Kėdainiai District Municipality
Kaunas Region
Bernardine monastery, church, and sacred town ensemble
Vytauto g., Dotnuva, Kėdainiai district
55.35090, 23.88840
45 minutes-1.5 hours; longer with interior visit or Mass
daytime, outside services, or by advance arrangement for groups
Dotnuva Bernardine Monastery, Dotnuva Capuchin Monastery
Bernardine Heritage in Dotnuva
Dotnuva Monastery Ensemble is one of the town's main historical landmarks and shapes the center of Dotnuva's linear, non-urban plan. According to the Register of Cultural Property, Jonas Vladislovas Bžostovskis and Konstancija Mlečkaitė invited the Bernardines to Dotnuva in 1699, and the foundation was announced on August 16, 1701.
The church is titled the Annunciation of the Lord to the Blessed Virgin Mary. The monastery's beginning is linked with 1701; masonry buildings began rising in the second half of the eighteenth century, and the main masonry church and monastery works took place in 1773-1810. This long construction sequence means the ensemble should be read as the work of several generations.

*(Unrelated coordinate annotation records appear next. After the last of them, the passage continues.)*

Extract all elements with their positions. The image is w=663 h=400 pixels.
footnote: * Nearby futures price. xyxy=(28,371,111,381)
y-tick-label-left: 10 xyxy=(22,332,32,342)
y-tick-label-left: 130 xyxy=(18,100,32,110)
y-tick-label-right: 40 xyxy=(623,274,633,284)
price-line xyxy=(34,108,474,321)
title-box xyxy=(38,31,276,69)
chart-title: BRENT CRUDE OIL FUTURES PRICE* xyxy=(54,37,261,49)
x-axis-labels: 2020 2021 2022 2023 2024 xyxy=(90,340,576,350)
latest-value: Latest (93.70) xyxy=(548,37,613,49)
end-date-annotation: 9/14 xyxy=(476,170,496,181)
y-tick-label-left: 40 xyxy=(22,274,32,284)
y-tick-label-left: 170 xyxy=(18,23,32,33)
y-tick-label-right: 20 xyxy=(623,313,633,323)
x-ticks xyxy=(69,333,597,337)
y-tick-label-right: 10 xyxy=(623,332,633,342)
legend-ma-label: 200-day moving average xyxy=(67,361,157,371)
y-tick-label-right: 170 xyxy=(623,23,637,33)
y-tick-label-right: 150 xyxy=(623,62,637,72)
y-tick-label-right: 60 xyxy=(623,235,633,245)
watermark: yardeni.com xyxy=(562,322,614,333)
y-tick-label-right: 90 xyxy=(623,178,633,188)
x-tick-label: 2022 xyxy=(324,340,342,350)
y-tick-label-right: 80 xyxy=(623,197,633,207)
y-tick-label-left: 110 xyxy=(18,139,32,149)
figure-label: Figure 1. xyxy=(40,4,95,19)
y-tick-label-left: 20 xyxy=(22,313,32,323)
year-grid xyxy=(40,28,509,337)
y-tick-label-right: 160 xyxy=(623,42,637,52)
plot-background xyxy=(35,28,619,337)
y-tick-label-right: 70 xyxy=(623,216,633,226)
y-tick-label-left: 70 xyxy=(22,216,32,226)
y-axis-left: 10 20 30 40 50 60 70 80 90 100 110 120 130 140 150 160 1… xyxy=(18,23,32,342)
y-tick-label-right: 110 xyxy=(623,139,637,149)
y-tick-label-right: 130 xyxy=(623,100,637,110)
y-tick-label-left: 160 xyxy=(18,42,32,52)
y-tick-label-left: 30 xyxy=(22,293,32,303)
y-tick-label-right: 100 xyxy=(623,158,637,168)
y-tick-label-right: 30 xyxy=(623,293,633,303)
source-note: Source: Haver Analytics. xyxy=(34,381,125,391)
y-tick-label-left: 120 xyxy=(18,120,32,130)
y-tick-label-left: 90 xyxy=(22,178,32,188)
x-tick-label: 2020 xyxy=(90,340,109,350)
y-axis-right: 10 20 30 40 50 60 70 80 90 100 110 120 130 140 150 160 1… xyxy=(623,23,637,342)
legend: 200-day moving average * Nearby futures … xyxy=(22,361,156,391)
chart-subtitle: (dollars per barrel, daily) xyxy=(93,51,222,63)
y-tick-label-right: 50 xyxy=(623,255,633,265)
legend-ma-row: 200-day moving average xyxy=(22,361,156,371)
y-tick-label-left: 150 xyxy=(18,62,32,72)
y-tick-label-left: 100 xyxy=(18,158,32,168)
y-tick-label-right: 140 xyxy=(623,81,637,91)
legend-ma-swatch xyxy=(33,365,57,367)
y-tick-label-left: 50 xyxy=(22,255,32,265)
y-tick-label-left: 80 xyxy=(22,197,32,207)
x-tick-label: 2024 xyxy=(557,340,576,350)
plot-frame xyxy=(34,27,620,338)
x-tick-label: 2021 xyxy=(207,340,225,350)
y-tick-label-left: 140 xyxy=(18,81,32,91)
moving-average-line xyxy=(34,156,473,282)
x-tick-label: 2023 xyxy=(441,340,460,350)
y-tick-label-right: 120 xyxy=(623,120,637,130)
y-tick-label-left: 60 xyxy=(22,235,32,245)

School, Fairs, and Town Life
The monastery was not only a place of prayer but also a center of education. According to VLE, a three-class school opened beside it in 1796; in 1822 it had 276 pupils, was soon reorganized as a five-class school, and in 1803-1835 operated as a county school.
In 1777 the ruler of the Polish-Lithuanian Commonwealth, Stanisław August Poniatowski, granted Dotnuva the right to hold a weekly market and four annual fairs. The monastery thus became the axis of town life, around which spiritual, economic, and trade activity revolved.
Uprisings, Closure, and Capuchins
The Dotnuva Bernardines actively participated in the 1830-1831 and 1863-1864 uprisings. For this, Russian authorities closed the monastery school in 1835 and the monastery itself in 1864; two monks were exiled to Siberia and one was imprisoned. After the 1863 uprising, tsarist authorities severely restricted monastery activity in general.
At the end of the twentieth century the ensemble gained a new spiritual layer. In 1990 a Capuchin monastery was established in the former Bernardine monastery, and it was restored and renovation began under Tėvas Stanislovas (Algirdas Mykolas Dobrovolskis), who became Capuchin guardian. The place is therefore important both for early monastery history and for the renewal of Lithuanian religious life in recent times.
What to Look For
First observe the relationship between the church, monastery, and town space. The ensemble forms the center of Dotnuva, so it is best understood by walking around the buildings and reading their scale and relationship to the town street network.
If the church is open, it is worth entering, but this is an active sacred and monastic site. Respect services, silence, and the rhythm of the local community.
Practical Visiting
The Register of Cultural Property does not provide standard museum opening hours or tickets, because this is a sacred ensemble with an active monastery. Interior visits, tours, or groups should be arranged with the local parish or Capuchin community.
A short stop can take 45 minutes, but if you plan the interior, prayer, or a conversation with the local community, allow more time. Dotnuva combines well with nearby Paberžė and other Kėdainiai-region sites.